A evolução do chope no Brasil: da tradição europeia ao ‘borogodó’ carioca
Chope: a bebida que se tornou um símbolo da cultura carioca
O chope é mais do que uma bebida; é uma parte essencial do cotidiano carioca, associado a momentos de descontração e socialização.
Entre os brasileiros, o chope é uma tradição que se transmite de geração em geração. A expressão “Vou tomar um chopp e já volto” é uma referência cultural que ecoa em diversas obras, incluindo peças teatrais e músicas populares.
Na peça “O Império da Lei”, publicada em 1883, a menção à bebida já demonstrava sua importância na vida social. Quase um século depois, a banda Blitz também fez sua homenagem ao chope em sua famosa canção, reforçando a conexão entre a bebida e a cultura brasileira.
O chope, que é uma cerveja não pasteurizada servida sob pressão, é apreciado em diversas variações, desde a clara até a escura, sempre com a expectativa de ser servido gelado. Essa característica é uma regra não escrita nos botequins do Brasil, onde o modo de servir é quase uma arte.
O Bar Amarelinho, no Centro do Rio, é um dos ícones da bebida, conhecido por servir “o chope mais gelado da Cinelândia”. O gerente do bar, com mais de duas décadas de experiência, destaca que o chope é o carro-chefe da casa desde 1921.
A fama do Amarelinho se deve ao uso de uma serpentina de cobre que proporciona um colarinho cremoso. O bar resistiu a diversas adversidades, incluindo a construção do metrô e a pandemia, mantendo-se como um ponto de encontro para celebridades e políticos.
O chope é frequentemente acompanhado de pratos típicos, como frango à passarinha e carne de sol, e sua demanda aumenta nos meses quentes, quando cariocas buscam refresco após um dia de trabalho.
Origem do hábito de consumir chope no Brasil
A história do chope no Brasil remonta a 1808, quando a corte portuguesa trouxe a tradição para o país. As primeiras cervejarias foram estabelecidas na Serra Fluminense, onde as condições climáticas favoreciam a produção da bebida.
Naquela época, a distinção entre chope e cerveja não existia, e a pasteurização só foi introduzida no final do século 19, o que limitava a durabilidade da bebida. O termo “chope” deriva da palavra alemã “Schoppen”, que se refere ao copo de cerveja.
O chope, inicialmente um luxo acessível apenas às classes abastadas, passou a ser mais consumido após a Independência, quando a produção local começou a se desenvolver.

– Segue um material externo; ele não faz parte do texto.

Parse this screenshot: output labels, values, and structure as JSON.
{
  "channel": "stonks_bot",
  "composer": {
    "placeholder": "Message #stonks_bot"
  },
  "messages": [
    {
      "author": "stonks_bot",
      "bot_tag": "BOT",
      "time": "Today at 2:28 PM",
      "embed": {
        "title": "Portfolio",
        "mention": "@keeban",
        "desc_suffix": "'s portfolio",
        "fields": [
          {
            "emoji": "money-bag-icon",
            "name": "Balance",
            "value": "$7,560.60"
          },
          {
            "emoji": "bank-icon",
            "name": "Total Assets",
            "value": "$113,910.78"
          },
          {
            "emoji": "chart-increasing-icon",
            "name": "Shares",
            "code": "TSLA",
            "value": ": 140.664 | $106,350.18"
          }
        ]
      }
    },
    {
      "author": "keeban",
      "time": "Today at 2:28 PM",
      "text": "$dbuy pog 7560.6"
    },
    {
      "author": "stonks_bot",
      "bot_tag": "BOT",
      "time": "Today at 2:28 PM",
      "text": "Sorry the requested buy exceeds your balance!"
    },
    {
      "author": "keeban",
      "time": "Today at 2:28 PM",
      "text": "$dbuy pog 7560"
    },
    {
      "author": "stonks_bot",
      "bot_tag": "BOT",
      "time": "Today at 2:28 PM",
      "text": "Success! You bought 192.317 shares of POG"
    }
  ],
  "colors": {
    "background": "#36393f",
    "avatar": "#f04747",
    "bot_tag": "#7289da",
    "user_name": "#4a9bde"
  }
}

A urbanização e a consolidação do mercado de bebidas ajudaram a popularizar a bebida, especialmente no Rio de Janeiro.
Em São Paulo, o Bar Brahma se destaca como um reduto boêmio, enquanto em outras capitais, como Belo Horizonte e Salvador, o chope é igualmente celebrado. Contudo, a relação dos cariocas com o chope é única, associada a momentos de lazer e confraternização.

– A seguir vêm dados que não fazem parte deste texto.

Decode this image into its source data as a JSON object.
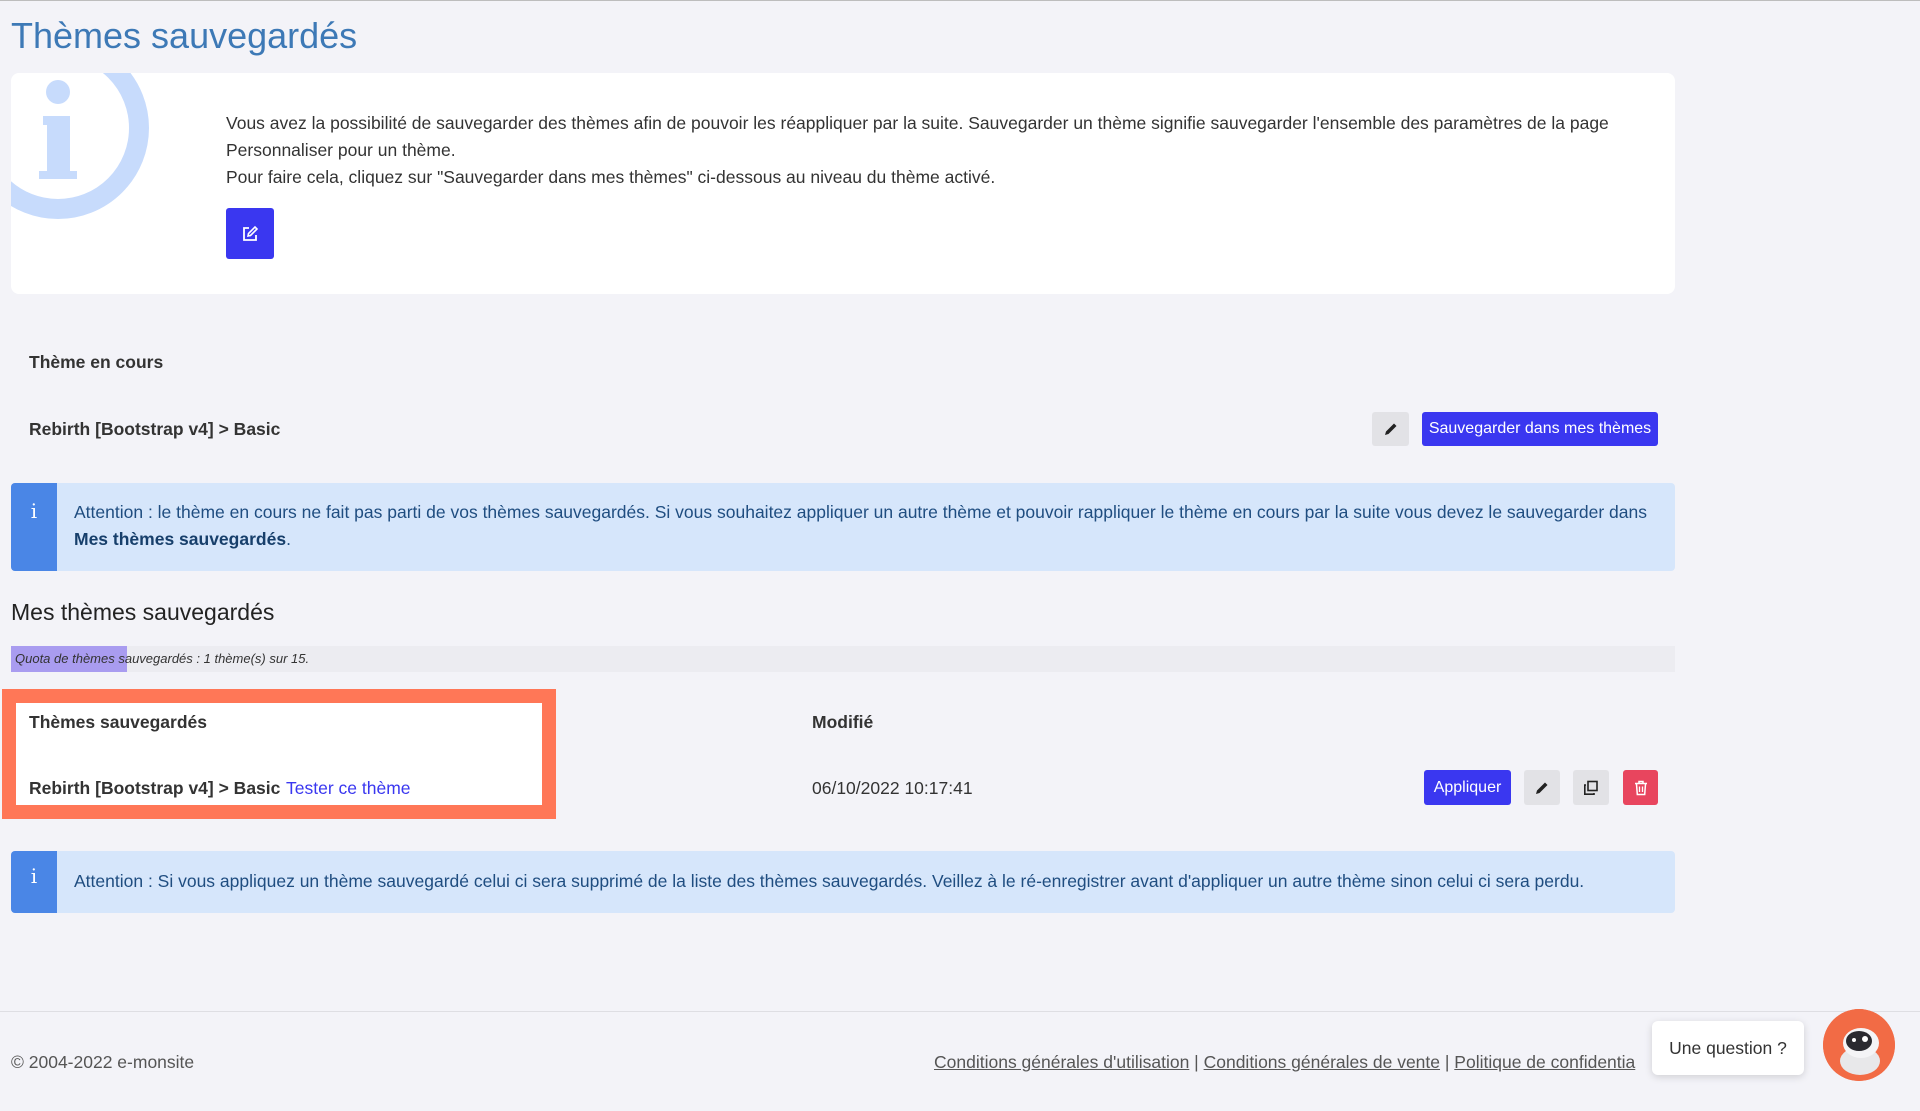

O chope é uma bebida refrescante que se destaca no Brasil, especialmente em comparação com destilados e vinhos, que não são consumidos frios. A produção de chope no Brasil cresceu após a Segunda Guerra Mundial, tornando-se uma bebida acessível a todos.

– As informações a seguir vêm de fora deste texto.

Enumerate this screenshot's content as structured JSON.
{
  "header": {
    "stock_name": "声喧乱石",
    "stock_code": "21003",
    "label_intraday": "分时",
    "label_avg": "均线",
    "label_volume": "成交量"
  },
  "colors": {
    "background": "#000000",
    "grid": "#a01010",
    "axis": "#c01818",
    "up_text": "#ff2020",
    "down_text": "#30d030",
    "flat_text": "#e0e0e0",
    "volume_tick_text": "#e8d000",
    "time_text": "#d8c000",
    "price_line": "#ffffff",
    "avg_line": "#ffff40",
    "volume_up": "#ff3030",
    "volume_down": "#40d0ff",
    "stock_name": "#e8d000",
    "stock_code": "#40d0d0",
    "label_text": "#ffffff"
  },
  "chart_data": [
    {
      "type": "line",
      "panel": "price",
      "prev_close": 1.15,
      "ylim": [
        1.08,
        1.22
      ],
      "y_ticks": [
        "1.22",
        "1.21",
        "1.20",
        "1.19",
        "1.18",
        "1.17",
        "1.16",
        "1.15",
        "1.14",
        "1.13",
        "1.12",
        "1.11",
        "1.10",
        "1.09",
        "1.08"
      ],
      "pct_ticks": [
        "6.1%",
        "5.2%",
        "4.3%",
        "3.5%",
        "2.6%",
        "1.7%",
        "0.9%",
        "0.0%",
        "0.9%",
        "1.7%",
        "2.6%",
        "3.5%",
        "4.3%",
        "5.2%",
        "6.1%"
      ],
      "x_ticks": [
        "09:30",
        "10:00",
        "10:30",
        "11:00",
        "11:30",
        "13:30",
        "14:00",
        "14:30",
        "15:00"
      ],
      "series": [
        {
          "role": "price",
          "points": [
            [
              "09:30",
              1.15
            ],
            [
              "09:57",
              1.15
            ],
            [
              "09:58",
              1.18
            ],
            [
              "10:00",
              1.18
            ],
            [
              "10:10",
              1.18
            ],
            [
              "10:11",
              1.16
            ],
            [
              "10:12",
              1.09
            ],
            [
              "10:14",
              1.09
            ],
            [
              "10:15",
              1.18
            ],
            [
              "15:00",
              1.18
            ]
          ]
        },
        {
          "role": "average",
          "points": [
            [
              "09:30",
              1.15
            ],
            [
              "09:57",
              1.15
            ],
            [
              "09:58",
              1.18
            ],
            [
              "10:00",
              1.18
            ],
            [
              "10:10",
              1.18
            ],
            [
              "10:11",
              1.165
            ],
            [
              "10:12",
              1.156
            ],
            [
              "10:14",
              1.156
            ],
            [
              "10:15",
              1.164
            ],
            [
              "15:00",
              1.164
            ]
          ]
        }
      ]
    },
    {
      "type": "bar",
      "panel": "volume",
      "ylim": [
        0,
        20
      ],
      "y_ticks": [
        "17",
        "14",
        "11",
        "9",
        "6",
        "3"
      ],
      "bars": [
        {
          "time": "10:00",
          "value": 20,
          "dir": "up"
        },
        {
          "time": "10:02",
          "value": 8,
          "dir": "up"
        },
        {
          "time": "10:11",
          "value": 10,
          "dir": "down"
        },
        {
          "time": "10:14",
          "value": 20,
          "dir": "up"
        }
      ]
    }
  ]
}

Atualmente, o Brasil é o terceiro maior mercado de cerveja do mundo, com um consumo per capita de 67 litros anuais. No entanto, esse número é inferior ao da Chéquia, que lidera o ranking mundial.
A canção “Você não soube me amar”, composta por Evandro Mesquita e outros, se tornou um marco cultural, retratando a relação dos jovens com o chope nos anos 1970. O sucesso da banda Blitz ajudou a consolidar o chope como parte da identidade carioca.
Para muitos, chope e batata frita eram o cardápio da juventude, simbolizando momentos de descontração e romance. A música reflete uma época de efervescência cultural, onde o chope se tornou um elemento central nas interações sociais.